日次売上管理表の書き方
日次売上管理表は、その日の売上と現金の動きを1枚にまとめる帳票です。目的は売上の記録だけではなく、レジの現金が理論値と合っているかを毎日確認すること。日ごとに締めておくと、差異が出たときにその日の中だけを探せば済みます。月末にまとめて確認する運用だと、原因を追えなくなります。
日次売上管理表の書き方 5ステップ
- 営業日と担当者を記入する
- 売上を決済手段別に分ける(現金・クレジット・電子マネー・QR決済)
- レジの現金を数え、釣銭準備金を差し引いて現金売上を出す
- 理論値(レジ記録)と実際の現金を突き合わせ、差異があれば記録する
- 客数を入れて客単価を確認し、入金額とあわせて出力・保管する
記入項目の書き方
- 決済手段別売上:現金以外は入金日がずれます。手数料の有無も含めて分けておくと入金消込が楽になります。
- 釣銭準備金:毎日同額に戻すのが原則です。これが変動すると現金売上の計算が狂います。
- 現金実査額:実際に数えた金額。数える人と記録する人を分けると精度が上がります。
- 過不足:理論値との差。金額と、判明した原因を書きます。
- 客数・客単価:売上÷客数。売上が落ちたとき、客数が減ったのか単価が落ちたのかで打ち手が変わります。
- 銀行入金額:売上金を入金した額と日付。手元に残す額も記録します。
書き方の注意点
- 現金過不足の処理:差異は隠さず「現金過不足」として記録します。会計上は一旦「現金過不足」勘定で処理し、原因が判明しなければ決算時に雑収入または雑損失に振り替えます。
- よくある差異の原因:①釣銭の渡し間違い②レジ打ちの金額誤り③返品処理の漏れ④両替の記録漏れ。
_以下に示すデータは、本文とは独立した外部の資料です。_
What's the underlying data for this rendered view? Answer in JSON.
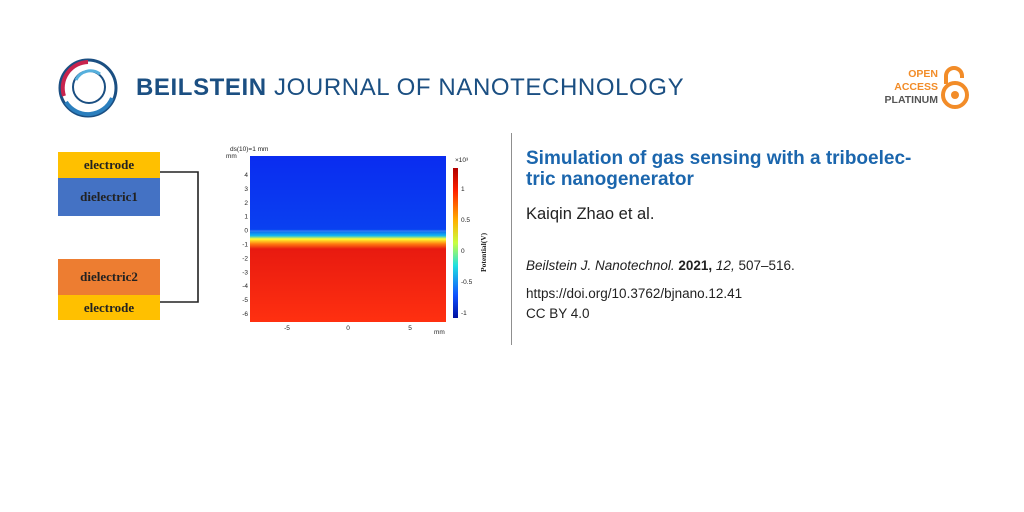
{
  "header": {
    "journal_bold": "BEILSTEIN",
    "journal_rest": "JOURNAL OF NANOTECHNOLOGY",
    "open_access_line1": "OPEN",
    "open_access_line2": "ACCESS",
    "open_access_line3": "PLATINUM"
  },
  "figure": {
    "layers": [
      "electrode",
      "dielectric1",
      "dielectric2",
      "electrode"
    ],
    "layer_colors": [
      "#ffc000",
      "#4472c4",
      "#ed7d31",
      "#ffc000"
    ],
    "plot_caption": "ds(10)=1 mm",
    "y_unit": "mm",
    "x_unit": "mm",
    "y_ticks": [
      "4",
      "3",
      "2",
      "1",
      "0",
      "-1",
      "-2",
      "-3",
      "-4",
      "-5",
      "-6"
    ],
    "x_ticks": [
      "-5",
      "0",
      "5"
    ],
    "colorbar_exponent": "×10³",
    "colorbar_ticks": [
      "1",
      "0.5",
      "0",
      "-0.5",
      "-1"
    ],
    "colorbar_label": "Potential(V)"
  },
  "article": {
    "title": "Simulation of gas sensing with a triboelec-tric nanogenerator",
    "title_line1": "Simulation of gas sensing with a triboelec-",
    "title_line2": "tric nanogenerator",
    "authors": "Kaiqin Zhao et al.",
    "journal_abbrev": "Beilstein J. Nanotechnol.",
    "year": "2021,",
    "volume": "12,",
    "pages": "507–516.",
    "doi": "https://doi.org/10.3762/bjnano.12.41",
    "license": "CC BY 4.0"
  }
}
この4つで大半が説明できます。
- 日々の締めを飛ばさない:1日でも飛ばすと、差異が出たときにどの日のものか特定できなくなります。金額の大小にかかわらず毎日締めます。
- 帳簿としての保存:日々の売上記録は帳簿書類にあたります。法人は原則7年、個人事業主は5〜7年の保存が必要です。
- キャッシュレスの入金差:決済事業者からの入金は手数料が引かれ、数日〜1か月遅れます。売上計上日と入金日を分けて管理します。
よくある質問
Q. レジの現金が合わないときは営業を止めるべきですか?
A. 少額なら記録して営業を続け、原因を後で追います。高額の差異や繰り返す場合は、その場で防犯カメラやジャーナルを確認します。
Q. POSレジがあれば管理表は不要ですか?
A. POSの日計表がその役割を果たします。ただし現金実査との突合と、差異の原因記録は別途残しておくべきです。
Q. 客単価はどう活用しますか?
A. 曜日別・時間帯別に並べると、値引きやセット販売の効果が見えます。単日の数字ではなく推移で見るものです。